Staunton, March 12 – Alyaksandr Lukashenka clearly expected the he would be able to end the wave of protests against his infamous Decree Number Three about the vagrants tax, but the result has been just the opposite – “without politicians, flags or slogans,” Belarusians in cities across the country are continuing to come together and make ever more political demands.
Yesterday, anti-Lukashenka protests took place in Pinsk and several other cities; today, the number and size of protests has grown, despite or perhaps because of official efforts to block the demonstrations by arresting potential leaders and sending out provocateurs, according to Dmitry Galko of Belarussky Partisan (belaruspartisan.org/politic/373314/).
And because there are no fixed leaders, the anger of Belarusians is not only intensifying but spreading with demands now circulating not only for Lukashenka’s ouster but for the complete lustration of all his officials down to the level of collective farm chairmen and village political bosses.
“People are angry and have adopted a decisive position,” Galko says; “they are tired of being afraid.” And they are sharing their anger not only with each other but with journalists. Unlike in the past, he says, he met no one in the crowds who was not willing to speak with the media and to give his or her name.

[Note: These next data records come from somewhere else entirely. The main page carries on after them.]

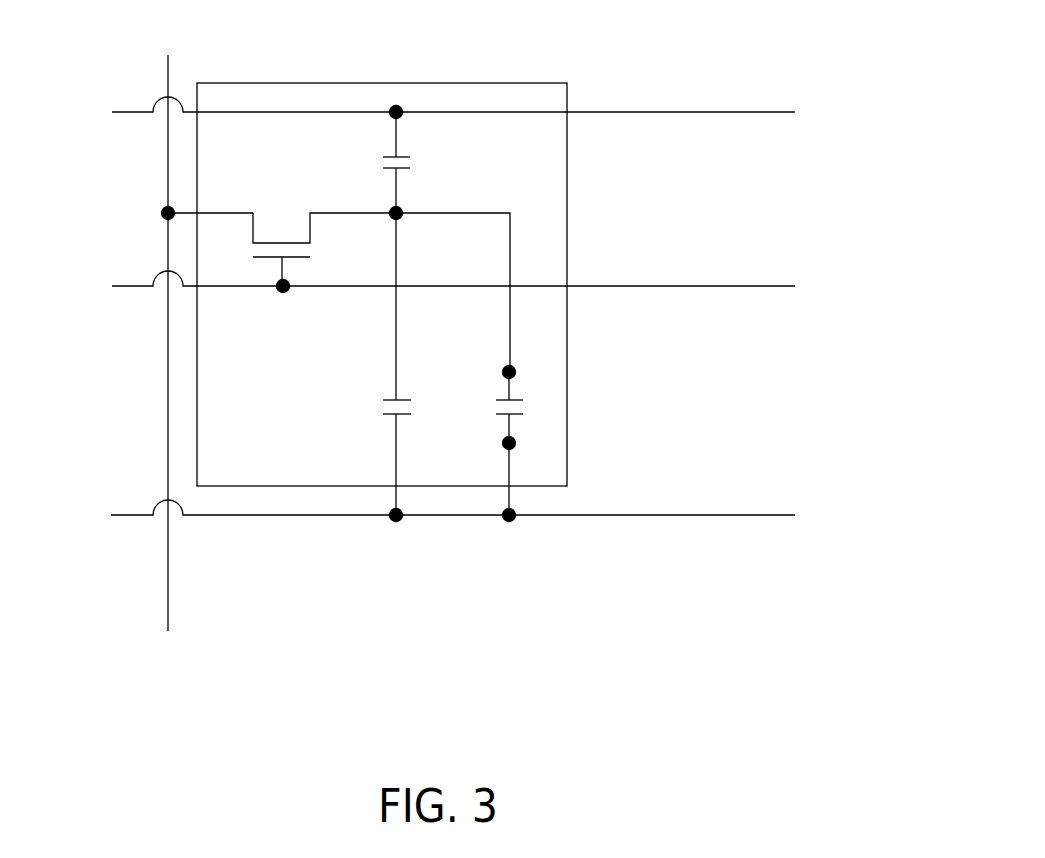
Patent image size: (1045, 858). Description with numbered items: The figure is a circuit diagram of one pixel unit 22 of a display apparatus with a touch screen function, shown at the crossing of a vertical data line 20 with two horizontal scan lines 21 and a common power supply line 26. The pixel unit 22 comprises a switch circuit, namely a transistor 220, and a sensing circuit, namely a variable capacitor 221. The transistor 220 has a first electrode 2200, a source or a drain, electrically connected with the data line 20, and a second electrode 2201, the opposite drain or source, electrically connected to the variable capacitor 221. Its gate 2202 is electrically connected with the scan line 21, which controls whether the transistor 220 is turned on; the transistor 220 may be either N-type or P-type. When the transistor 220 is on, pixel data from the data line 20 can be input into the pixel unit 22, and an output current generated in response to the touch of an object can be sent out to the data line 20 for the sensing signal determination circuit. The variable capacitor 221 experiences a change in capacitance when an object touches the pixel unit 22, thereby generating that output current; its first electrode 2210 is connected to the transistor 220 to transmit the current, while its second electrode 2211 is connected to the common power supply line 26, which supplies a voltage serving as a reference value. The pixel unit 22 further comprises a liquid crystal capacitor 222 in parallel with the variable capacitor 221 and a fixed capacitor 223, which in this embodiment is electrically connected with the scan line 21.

The data line 20 is at (168, 572).
The scan line 21 is at (594, 112).
The pixel unit 22 is at (445, 83).
The common power supply line 26 is at (595, 515).
The transistor 220 is at (302, 203).
The variable capacitor 221 is at (481, 407).
The liquid crystal capacitor 222 is at (367, 407).
The fixed capacitor 223 is at (428, 170).
The first electrode 2200 is at (161, 212).
The second electrode 2201 is at (401, 210).
The gate 2202 is at (283, 292).
The first electrode 2210 is at (515, 369).
The second electrode 2211 is at (515, 441).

The demonstrators in Pinsk, mostly middle-aged or older but with many young people among them, complained about rising prices for oil and gas, medicines that cost far more in Belarus than in Poland, official efforts to confiscate chickens and other animals so that people will have to buy in stores, and the shortage of construction materials to build homes.
Some said that the Belarusian constitution “must be holy like the Bible in church” and that leaders shouldn’t be allowed to rewrite it or ignore it at will. Others said that they were fed up with the lies on official television that everything is just fine. And a few said it would be fine if Lukashenka would just fly away and never come back.
“Elderly people open called the president ‘too old’” to remain in office and demanded that he and his team be replaced by younger and more vigorous people, Galko continues. And ever more Belarusians insisted that “we didn’t choose him.” Others did, and now he must go and give way to new people in Minsk and throughout the country.
Earlier, many Belarusians were uncertain about who would be in office if not Lukashenka, but “now this has already become not so important: ‘All the same, it won’t be worse. But however that may be, these people must be changed.’” And they laughed at the idea that Lukashenka was backing down on the vagrants tax.
The Belarusian president may think he can control the situation by the militia; but the crowds say they are no longer intimidated by uniformed and undercover police and that in any case, there are now so many demonstrations that Minsk doesn’t have enough militiamen to send everywhere they might be needed.
At present, there are no obvious leaders of this popular upsurge in anger, the journalist says; but “nature abhors a vacuum” and some will emerge. And he suggests that “they will turn out to be much more radical than the representatives of the opposition. Therefore, the authorities are playing with fire, committing one mistake after another.”
“All this already recalls Yanukovich’s tactics,” Galko says, when the Ukrainian leader couldn’t adopt any sensible policies but instead drove “the situation into a dead end, radicalizes protest,” and ultimately led to his own flight from Kyiv.
Asked what would happen in Pinsk if Lukashenka didn’t listen to the protesters and instead sought to suppress them, one demonstrator said: “if they don’t listen to us, everything will be very bad” because “we are very angry.”